It all started with a couple buying off some cheap stuffs and reselling them on Yahoo (and other auction sites). Pretty simple economics, don’t you think so? Buy lots of goods at a good price and then reselling them at a higher price that people will pay for. Well, this proved to be quite a downfall for this couple. Apparently, the "goods" that the couple were selling online were counterfeit batteries of Nokia brand, the origin of which is unknown to the couple. All the couple knew was just to order the goods and reselling them.

No doubt the goods seemed to cheap to be real, but these could jolly well be refurbished batteries; just like how any other person look for cheaper refurbished stuffs as replacement for the more expensive first hand ones. So… the moral of the story? To just keep cheap stuffs for yourself. The worst that can happen is a… spoilt phone, in this case.

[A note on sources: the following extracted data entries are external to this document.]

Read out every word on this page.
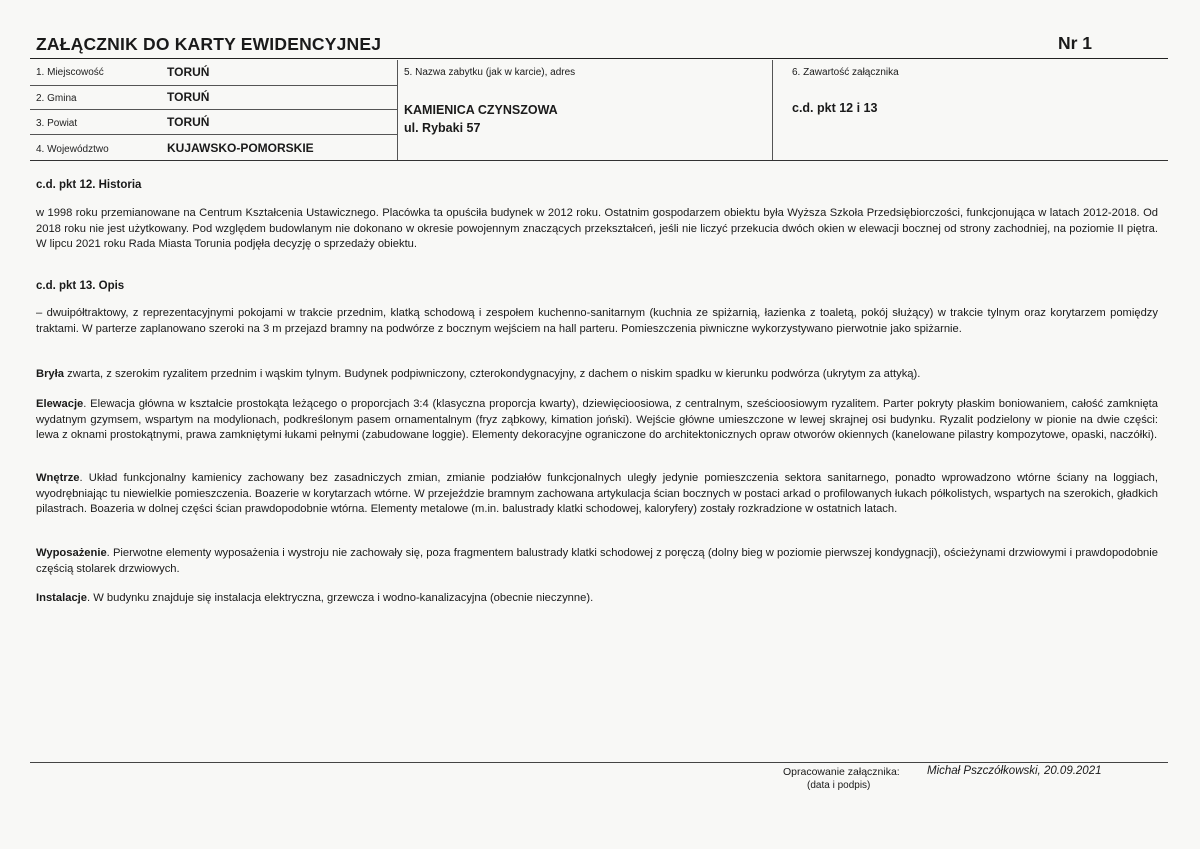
ZAŁĄCZNIK DO KARTY EWIDENCYJNEJ	Nr 1
1. Miejscowość	TORUŃ
2. Gmina	TORUŃ
3. Powiat	TORUŃ
4. Województwo	KUJAWSKO-POMORSKIE
5. Nazwa zabytku (jak w karcie), adres
KAMIENICA CZYNSZOWA
ul. Rybaki 57
6. Zawartość załącznika
c.d. pkt 12 i 13
c.d. pkt 12. Historia
w 1998 roku przemianowane na Centrum Kształcenia Ustawicznego. Placówka ta opuściła budynek w 2012 roku. Ostatnim gospodarzem obiektu była Wyższa Szkoła Przedsiębiorczości, funkcjonująca w latach 2012-2018. Od 2018 roku nie jest użytkowany. Pod względem budowlanym nie dokonano w okresie powojennym znaczących przekształceń, jeśli nie liczyć przekucia dwóch okien w elewacji bocznej od strony zachodniej, na poziomie II piętra. W lipcu 2021 roku Rada Miasta Torunia podjęła decyzję o sprzedaży obiektu.
c.d. pkt 13. Opis
– dwuipółtraktowy, z reprezentacyjnymi pokojami w trakcie przednim, klatką schodową i zespołem kuchenno-sanitarnym (kuchnia ze spiżarnią, łazienka z toaletą, pokój służący) w trakcie tylnym oraz korytarzem pomiędzy traktami. W parterze zaplanowano szeroki na 3 m przejazd bramny na podwórze z bocznym wejściem na hall parteru. Pomieszczenia piwniczne wykorzystywano pierwotnie jako spiżarnie.
Bryła zwarta, z szerokim ryzalitem przednim i wąskim tylnym. Budynek podpiwniczony, czterokondygnacyjny, z dachem o niskim spadku w kierunku podwórza (ukrytym za attyką).
Elewacje. Elewacja główna w kształcie prostokąta leżącego o proporcjach 3:4 (klasyczna proporcja kwarty), dziewięcioosiowa, z centralnym, sześcioosiowym ryzalitem. Parter pokryty płaskim boniowaniem, całość zamknięta wydatnym gzymsem, wspartym na modylionach, podkreślonym pasem ornamentalnym (fryz ząbkowy, kimation joński). Wejście główne umieszczone w lewej skrajnej osi budynku. Ryzalit podzielony w pionie na dwie części: lewa z oknami prostokątnymi, prawa zamkniętymi łukami pełnymi (zabudowane loggie). Elementy dekoracyjne ograniczone do architektonicznych opraw otworów okiennych (kanelowane pilastry kompozytowe, opaski, naczółki).
Wnętrze. Układ funkcjonalny kamienicy zachowany bez zasadniczych zmian, zmianie podziałów funkcjonalnych uległy jedynie pomieszczenia sektora sanitarnego, ponadto wprowadzono wtórne ściany na loggiach, wyodrębniając tu niewielkie pomieszczenia. Boazerie w korytarzach wtórne. W przejeździe bramnym zachowana artykulacja ścian bocznych w postaci arkad o profilowanych łukach półkolistych, wspartych na szerokich, gładkich pilastrach. Boazeria w dolnej części ścian prawdopodobnie wtórna. Elementy metalowe (m.in. balustrady klatki schodowej, kaloryfery) zostały rozkradzione w ostatnich latach.
Wyposażenie. Pierwotne elementy wyposażenia i wystroju nie zachowały się, poza fragmentem balustrady klatki schodowej z poręczą (dolny bieg w poziomie pierwszej kondygnacji), ościeżynami drzwiowymi i prawdopodobnie częścią stolarek drzwiowych.
Instalacje. W budynku znajduje się instalacja elektryczna, grzewcza i wodno-kanalizacyjna (obecnie nieczynne).
Opracowanie załącznika: Michał Pszczółkowski, 20.09.2021
(data i podpis)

THE ordinary working-class couple knew at the back of their minds that there was something suspect about the Nokia batteries and other mobile phone accessories that they were reselling online.

But with a profit margin just too handsome to be ignored, it was easy to put their doubts aside. The party ended when their four-room HDB flat in Sembawang was raided for violating Nokia’s trademark last December.

The batteries they had been selling, which bear Nokia logos, were actually counterfeits.

The phone company, which seized 58 fake batteries and 11 other accessories, settled out of court with the couple last Wednesday. The details of the settlement were confidential. Nokia declined to say how it had caught the couple.

Mr Loh, 42, a Malaysian-born Singapore permanent resident, said he had been buying and selling items such as toys via sites like Yahoo Auctions and eBay for several months. By chance, he came across a Malaysian supplier of cheap ‘Nokia’ batteries and other accessories on Malaysian auction site Lelong (Malay for sale).

As these products were easy to transport to Singapore and offered a good profit margin, he decided to sell them instead, he said.

The Lohs’ household income is ‘under $5,000’, said Mrs Loh, a 42-year-old Singaporean who works in the medical industry.

The couple began buying the batteries for ‘about $6 each’ from the supplier.

Mr Loh would make payment via online banking to the supplier’s Maybank Internet banking account, and the supplier – whom he claimed he never met – would then courier the batteries to his mother’s Johor Baru home.

The couple would pick up the supplies on their monthly visits to Mr Loh’s mother, and then sell the items online via Yahoo’s auction site for $9 to $14 apiece – a significant discount when compared with real Nokia batteries, which can cost about $50.

At those prices, it worked up to an easy profit margin of between 50 and 133 per cent for the Lohs.

Mr Loh admitted that he suspected something was wrong with the goods, and had even gone as far as asking his supplier via e-mail if they were counterfeits. The supplier, he said, refused to give a straight answer and would say only that the batteries were ‘compatible’. He said he could not recall how many batteries he had sold before Nokia came knocking on his door.

‘I didn’t know it was so serious…It was just for some extra money,’ he said.